The story goes something like this.
Ernest Hemingway was bet that he could not write an entire
short story in six words. The challenge
may have been “less than ten words” but the story says he did it in six. To communicate in six words whole story, with
conflicts, characters, love, disappointment, human emotion and struggles seems
like an impossible thing to do. But he
did it.
Here is the story:
“For Sale. Baby shoes. Never worn.”
I’m sure you've met people who seem to talk and talk and
never really say anything. Words, then,
seem to me to be rather like an engine.
Some people rev their engines or put them in first gear, the engine turning
at five or six thousand RPM, but never really go anywhere, and certainly do not
get there quickly. Other people try to
start in a very high gear to show how grown up they really are, but that generally
results in someone stalling out and looking very foolish.
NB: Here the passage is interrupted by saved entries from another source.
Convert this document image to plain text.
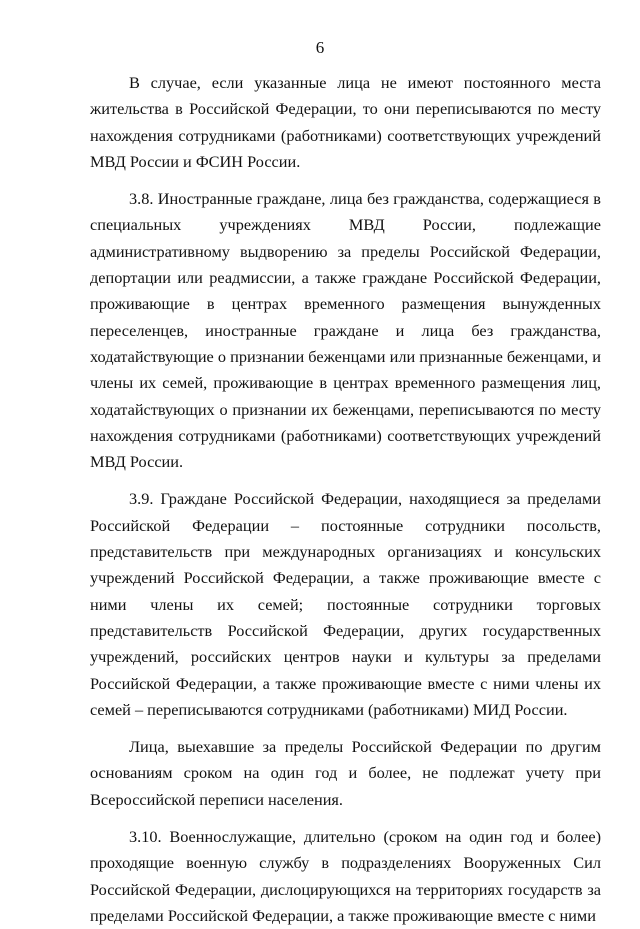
6

В случае, если указанные лица не имеют постоянного места жительства в Российской Федерации, то они переписываются по месту нахождения сотрудниками (работниками) соответствующих учреждений МВД России и ФСИН России.

3.8. Иностранные граждане, лица без гражданства, содержащиеся в специальных учреждениях МВД России, подлежащие административному выдворению за пределы Российской Федерации, депортации или реадмиссии, а также граждане Российской Федерации, проживающие в центрах временного размещения вынужденных переселенцев, иностранные граждане и лица без гражданства, ходатайствующие о признании беженцами или признанные беженцами, и члены их семей, проживающие в центрах временного размещения лиц, ходатайствующих о признании их беженцами, переписываются по месту нахождения сотрудниками (работниками) соответствующих учреждений МВД России.

3.9. Граждане Российской Федерации, находящиеся за пределами Российской Федерации – постоянные сотрудники посольств, представительств при международных организациях и консульских учреждений Российской Федерации, а также проживающие вместе с ними члены их семей; постоянные сотрудники торговых представительств Российской Федерации, других государственных учреждений, российских центров науки и культуры за пределами Российской Федерации, а также проживающие вместе с ними члены их семей – переписываются сотрудниками (работниками) МИД России.

Лица, выехавшие за пределы Российской Федерации по другим основаниям сроком на один год и более, не подлежат учету при Всероссийской переписи населения.

3.10. Военнослужащие, длительно (сроком на один год и более) проходящие военную службу в подразделениях Вооруженных Сил Российской Федерации, дислоцирующихся на территориях государств за пределами Российской Федерации, а также проживающие вместе с ними
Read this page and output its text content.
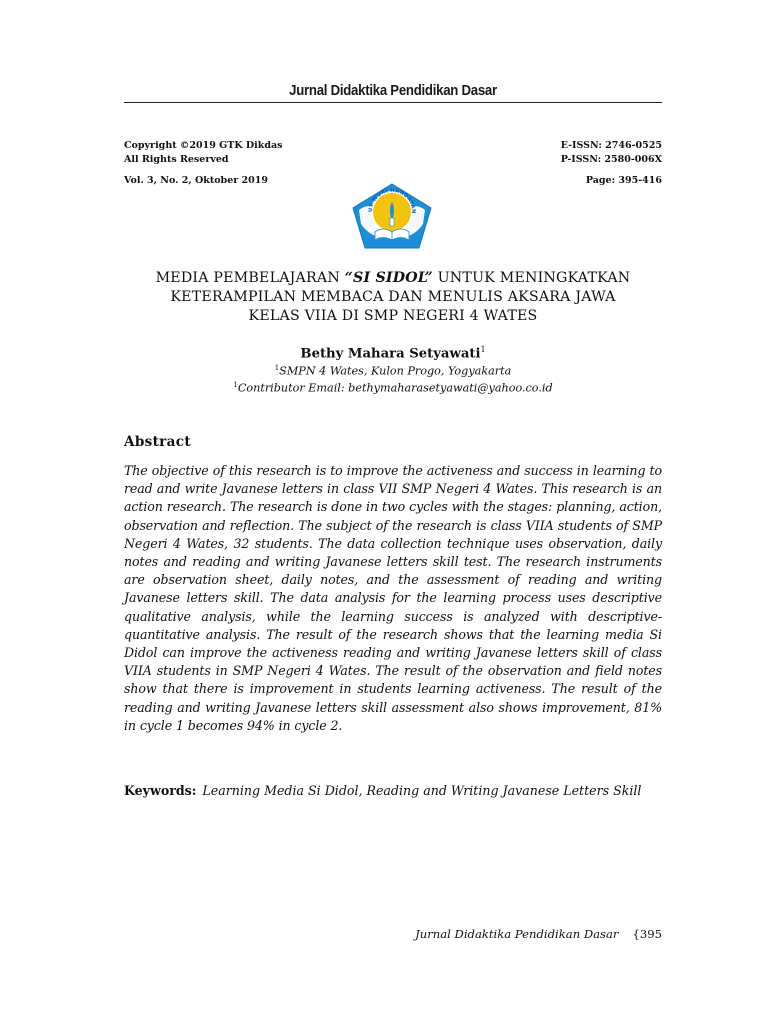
Jurnal Didaktika Pendidikan Dasar
Copyright ©2019 GTK Dikdas
All Rights Reserved
E-ISSN: 2746-0525
P-ISSN: 2580-006X
Vol. 3, No. 2, Oktober 2019	Page: 395-416
UT WURI HANDAYAN
MEDIA PEMBELAJARAN “SI SIDOL” UNTUK MENINGKATKAN
KETERAMPILAN MEMBACA DAN MENULIS AKSARA JAWA
KELAS VIIA DI SMP NEGERI 4 WATES
Bethy Mahara Setyawati$^1$
$^1$SMPN 4 Wates, Kulon Progo, Yogyakarta
$^1$Contributor Email: bethymaharasetyawati@yahoo.co.id
Abstract
The objective of this research is to improve the activeness and success in learning to read and write Javanese letters in class VII SMP Negeri 4 Wates. This research is an action research. The research is done in two cycles with the stages: planning, action, observation and reflection. The subject of the research is class VIIA students of SMP Negeri 4 Wates, 32 students. The data collection technique uses observation, daily notes and reading and writing Javanese letters skill test. The research instruments are observation sheet, daily notes, and the assessment of reading and writing Javanese letters skill. The data analysis for the learning process uses descriptive qualitative analysis, while the learning success is analyzed with descriptive-quantitative analysis. The result of the research shows that the learning media Si Didol can improve the activeness reading and writing Javanese letters skill of class VIIA students in SMP Negeri 4 Wates. The result of the observation and field notes show that there is improvement in students learning activeness. The result of the reading and writing Javanese letters skill assessment also shows improvement, 81% in cycle 1 becomes 94% in cycle 2.
Keywords: Learning Media Si Didol, Reading and Writing Javanese Letters Skill
Jurnal Didaktika Pendidikan Dasar {395
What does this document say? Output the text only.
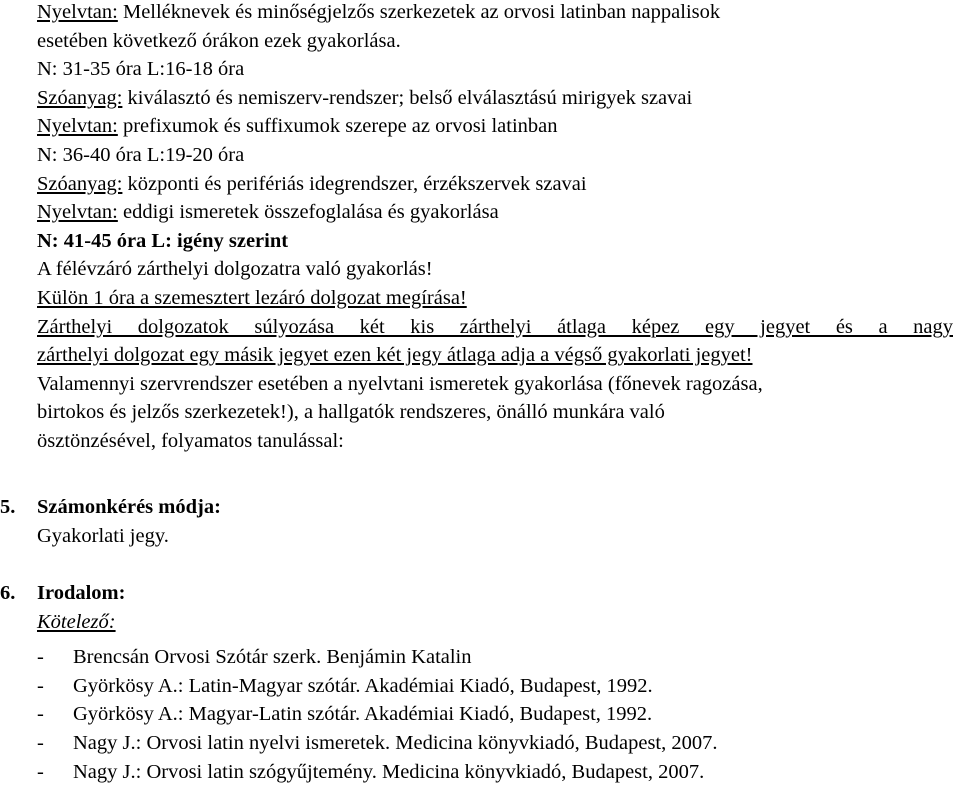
Nyelvtan: Melléknevek és minőségjelzős szerkezetek az orvosi latinban nappalisok
esetében következő órákon ezek gyakorlása.
N: 31-35 óra L:16-18 óra
Szóanyag: kiválasztó és nemiszerv-rendszer; belső elválasztású mirigyek szavai
Nyelvtan: prefixumok és suffixumok szerepe az orvosi latinban
N: 36-40 óra L:19-20 óra
Szóanyag: központi és perifériás idegrendszer, érzékszervek szavai
Nyelvtan: eddigi ismeretek összefoglalása és gyakorlása
N: 41-45 óra L: igény szerint
A félévzáró zárthelyi dolgozatra való gyakorlás!
Külön 1 óra a szemesztert lezáró dolgozat megírása!
Zárthelyi dolgozatok súlyozása két kis zárthelyi átlaga képez egy jegyet és a nagy
zárthelyi dolgozat egy másik jegyet ezen két jegy átlaga adja a végső gyakorlati jegyet!
Valamennyi szervrendszer esetében a nyelvtani ismeretek gyakorlása (főnevek ragozása,
birtokos és jelzős szerkezetek!), a hallgatók rendszeres, önálló munkára való
ösztönzésével, folyamatos tanulással:
5. Számonkérés módja:
Gyakorlati jegy.
6. Irodalom:
Kötelező:
- Brencsán Orvosi Szótár szerk. Benjámin Katalin
- Györkösy A.: Latin-Magyar szótár. Akadémiai Kiadó, Budapest, 1992.
- Györkösy A.: Magyar-Latin szótár. Akadémiai Kiadó, Budapest, 1992.
- Nagy J.: Orvosi latin nyelvi ismeretek. Medicina könyvkiadó, Budapest, 2007.
- Nagy J.: Orvosi latin szógyűjtemény. Medicina könyvkiadó, Budapest, 2007.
The proper use of words involves every gear, not just the
ones you think the grown ups use. Hemingway wrote a powerful story in six words, with no word over two syllables,
and I have seen people use thousands of words to say absolutely nothing.
C. S. Lewis has a quote that I recently discovered and immediately
fell in love with. It seems to capture
how I would love to be, and how I would love to use words.
“When I became a man I put away childish things, including
the fear of childishness and the desire to be very grown up.”
Being an adult means not being ashamed to play with
crayons. Being a good writer is not
being afraid to step outside your desire to be grand and powerful, and just
write.
Such a good example of the power of being concise!